The project sought to improve the local environment through a focus on biodiversity enhancements. In addition to ensuring cleaner river water, project installations have utilised nature-friendly features, and initiatives such as tree planting programmes have been introduced in order to improve the biodiversity of the area (Sage, 2025).

The economic benefits of the project – both in the short term and long term – are also clear. The project’s focus on using the river for construction access and transportation has resulted in a significant cohort of trained, skilled boatmasters and the establishment of the Thames Skills Academy. Similarly, apprenticeships were offered in other disciplines such as tunnel operation. Local employment targets were set, resulting in measurable social value. Employment initiatives were established relating to supporting unemployed and vulnerable people, ensuring minimum wage rates, encouraging workforce returnees and facilitating workforce diversity. Longer-term economic benefits will continue through operational and maintenance roles and, in a wider sense, through the urban renewal aspects of the project (Sage, 2025).

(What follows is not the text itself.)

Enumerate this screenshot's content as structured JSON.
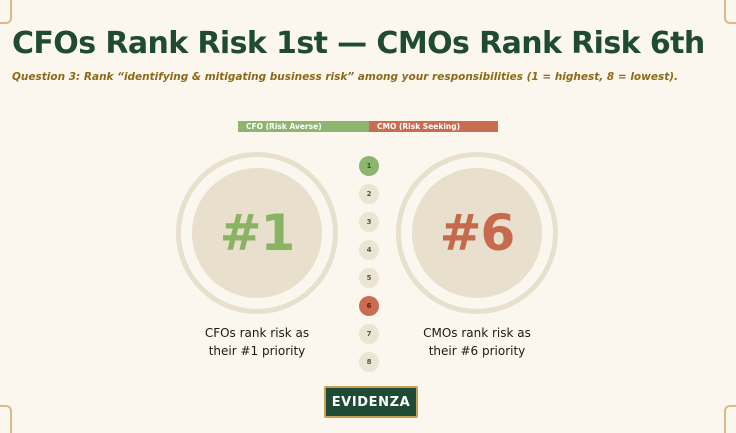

The Thames Tideway Tunnel project has fittingly built upon and enhanced the significant legacy of the original Bazalgette sewerage system to take London’s public health infrastructure into the future. The papers contained in this special edition, for which the authors are gratefully thanked, provide ample evidence of the impressive engineering capability and application that has gone into the planning, design, construction and commissioning of this transformational project for London. As its primary function, the project has secured the health and amenity of the River Thames for the enjoyment of the city’s population, but it has also contributed to a wider programme of environmental and community benefits. It thereby represents a successful example of how we, as civil engineers, can bring a holistic view to the positive outcomes that can be generated by such large-scale infrastructure works. It is hoped that readers enjoy the in-depth descriptions of the project and, at the same time, reflect on this wider influence of our profession.